Gas treatment devices such as catalytic converters, evaporative emissions devices, hydrocarbon scrubbing devices, diesel particulate traps, non-thermal plasma reactors, and the like, are employed in various applications to catalytically treat environmentally unfriendly gas components. Such gas treatment devices incorporate a substrate, support, monolith, or brick, which includes a catalyst material coated thereon. A mounting device such as a mat support material comprising an intumescent material, non-intumescent material, or a combination of both, is disposed about the substrate, e.g., a mat support material/substrate subassembly, prior to being inserted into the gas treatment device's housing or shell. One method for inserting the mat support material/substrate subassembly into the housing comprises using a stuffing cone.
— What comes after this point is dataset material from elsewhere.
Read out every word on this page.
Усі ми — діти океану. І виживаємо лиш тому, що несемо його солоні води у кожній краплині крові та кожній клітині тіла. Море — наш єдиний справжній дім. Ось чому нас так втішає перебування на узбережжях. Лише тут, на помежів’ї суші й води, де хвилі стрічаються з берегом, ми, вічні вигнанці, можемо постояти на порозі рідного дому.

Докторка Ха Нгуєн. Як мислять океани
FIG. 1 illustrates a cross-sectional view of a stuffing cone 10 attached to a housing 12 for a gas treatment device. The stuffing cone compresses the abrasive, ceramic mat support material about the substrate so that the subassembly can be disposed into the housing. More particularly, as the mat support material/substrate subassembly slides against the inwardly tapered interior of the stuffing cone, the mat support material compresses about the substrate. As the mat support material compresses, it erodes the tapered interior of the stuffing cone. Eventually, the stuffing cone loses its ability to compress the mat support material about the substrate. Thus, stuffing cones are designed to have thick sidewalls, which narrow the diameter of the opening designed to attach to the housing.
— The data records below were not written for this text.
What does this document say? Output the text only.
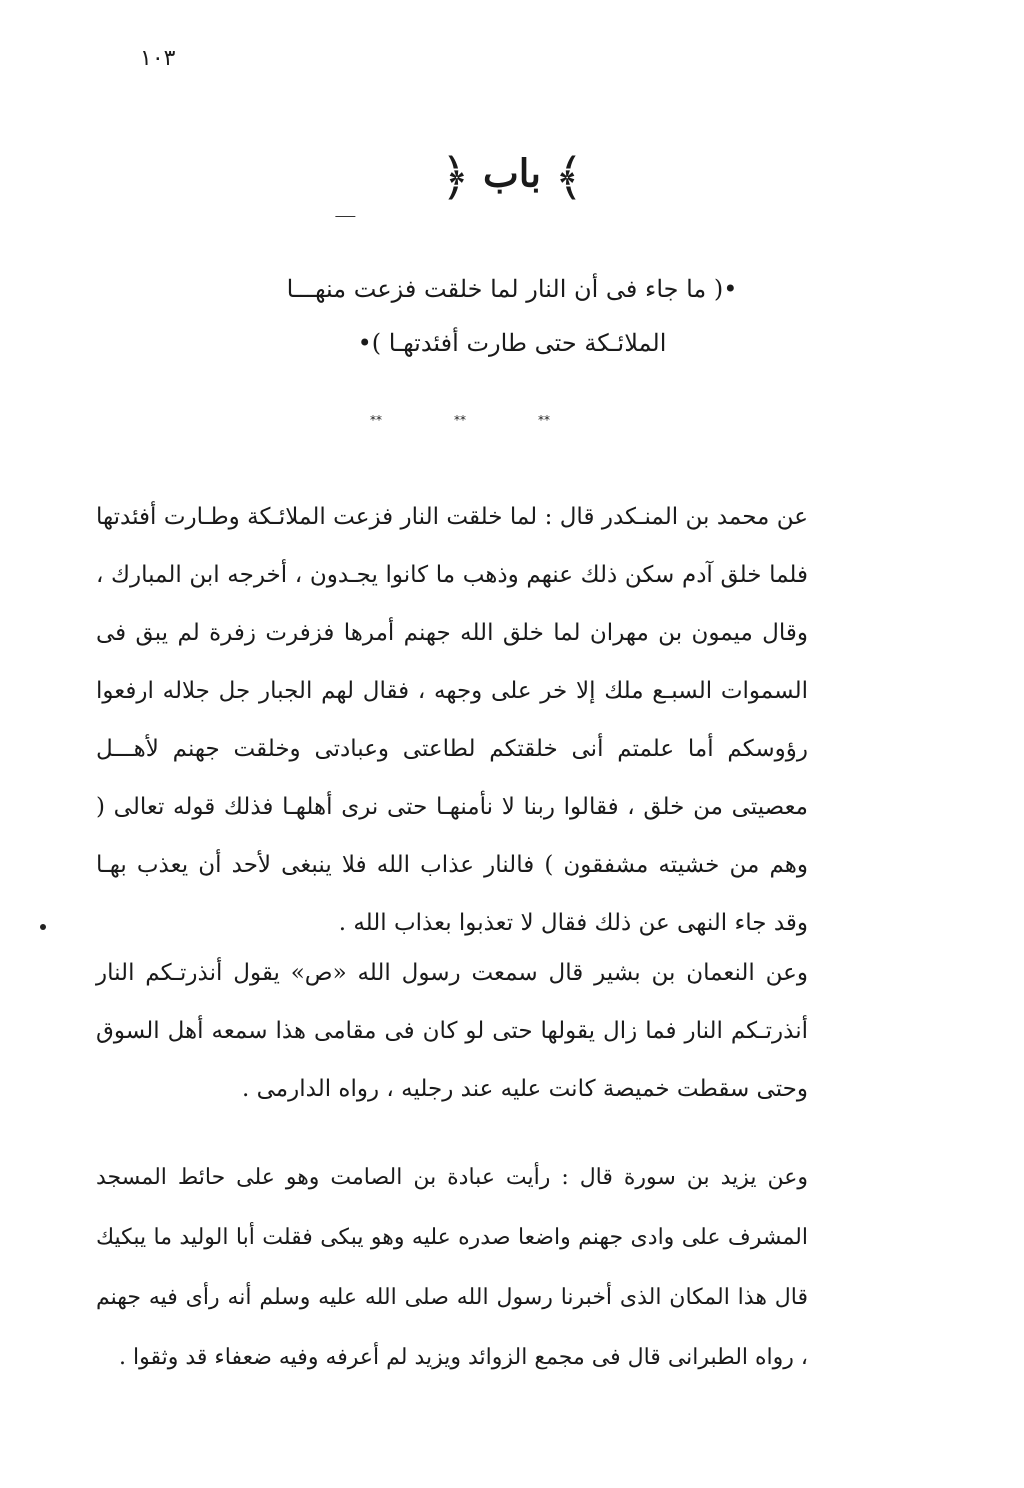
١٠٣
﴿ باب ﴾
•( ما جاء فى أن النار لما خلقت فزعت منهـــا
الملائـكة حتى طارت أفئدتهـا )•
**	**	**
عن محمد بن المنـكدر قال : لما خلقت النار فزعت الملائـكة وطـارت أفئدتها فلما خلق آدم سكن ذلك عنهم وذهب ما كانوا يجـدون ، أخرجه ابن المبارك ، وقال ميمون بن مهران لما خلق الله جهنم أمرها فزفرت زفرة لم يبق فى السموات السبـع ملك إلا خر على وجهه ، فقال لهم الجبار جل جلاله ارفعوا رؤوسكم أما علمتم أنى خلقتكم لطاعتى وعبادتى وخلقت جهنم لأهـــل معصيتى من خلق ، فقالوا ربنا لا نأمنهـا حتى نرى أهلهـا فذلك قوله تعالى ( وهم من خشيته مشفقون ) فالنار عذاب الله فلا ينبغى لأحد أن يعذب بهـا وقد جاء النهى عن ذلك فقال لا تعذبوا بعذاب الله .
وعن النعمان بن بشير قال سمعت رسول الله «ص» يقول أنذرتـكم النار أنذرتـكم النار فما زال يقولها حتى لو كان فى مقامى هذا سمعه أهل السوق وحتى سقطت خميصة كانت عليه عند رجليه ، رواه الدارمى .
وعن يزيد بن سورة قال : رأيت عبادة بن الصامت وهو على حائط المسجد المشرف على وادى جهنم واضعا صدره عليه وهو يبكى فقلت أبا الوليد ما يبكيك قال هذا المكان الذى أخبرنا رسول الله صلى الله عليه وسلم أنه رأى فيه جهنم ، رواه الطبرانى قال فى مجمع الزوائد ويزيد لم أعرفه وفيه ضعفاء قد وثقوا .
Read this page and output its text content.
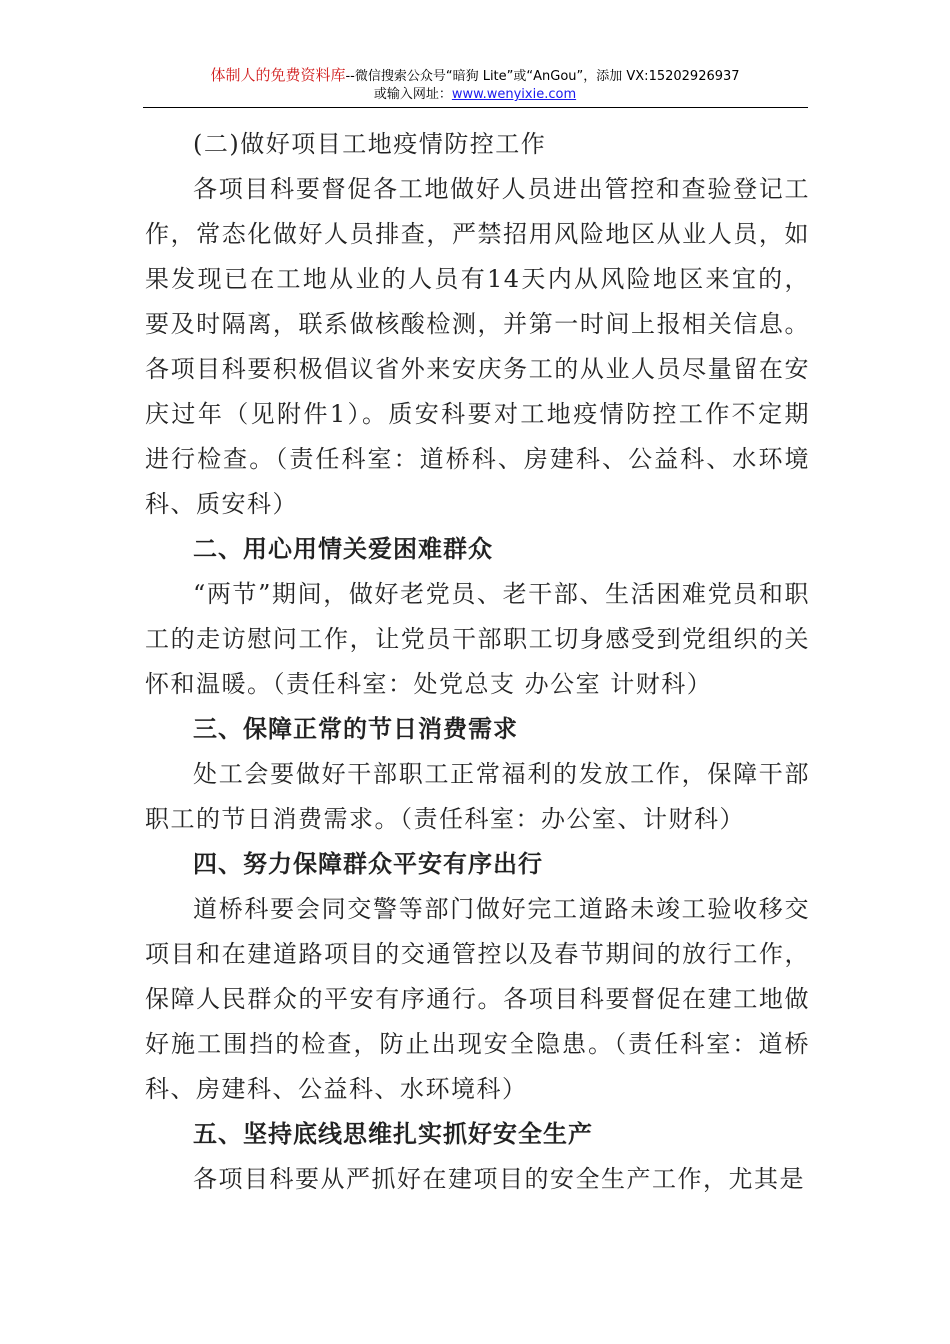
体制人的免费资料库--微信搜索公众号“暗狗 Lite”或“AnGou”，添加 VX:15202926937
或输入网址：www.wenyixie.com

(二)做好项目工地疫情防控工作

各项目科要督促各工地做好人员进出管控和查验登记工作，常态化做好人员排查，严禁招用风险地区从业人员，如果发现已在工地从业的人员有14天内从风险地区来宜的，要及时隔离，联系做核酸检测，并第一时间上报相关信息。各项目科要积极倡议省外来安庆务工的从业人员尽量留在安庆过年（见附件1）。质安科要对工地疫情防控工作不定期进行检查。（责任科室：道桥科、房建科、公益科、水环境科、质安科）

二、用心用情关爱困难群众

“两节”期间，做好老党员、老干部、生活困难党员和职工的走访慰问工作，让党员干部职工切身感受到党组织的关怀和温暖。（责任科室：处党总支 办公室 计财科）

三、保障正常的节日消费需求

处工会要做好干部职工正常福利的发放工作，保障干部职工的节日消费需求。（责任科室：办公室、计财科）

四、努力保障群众平安有序出行

道桥科要会同交警等部门做好完工道路未竣工验收移交项目和在建道路项目的交通管控以及春节期间的放行工作，保障人民群众的平安有序通行。各项目科要督促在建工地做好施工围挡的检查，防止出现安全隐患。（责任科室：道桥科、房建科、公益科、水环境科）

五、坚持底线思维扎实抓好安全生产

各项目科要从严抓好在建项目的安全生产工作，尤其是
Generally, the stuffing cone's diameter is less than the diameter of the smallest housing to compensate for the increased thickness of the stuffing cone's sidewalls. This design change causes the mat support material to exert over approximately six hundred pounds per square inch of force about the substrate. In contrast, it is predicted that the housing exerts over approximately one hundred pounds of pressure per square inch about the subassembly to retain it in place after disposal. The additional pressure exerted during the subassembly's compression in the stuffing cone reduces the mat support material's retentive capabilities, increases the over compression of the mat support material, and increases the probability of substrate breakage.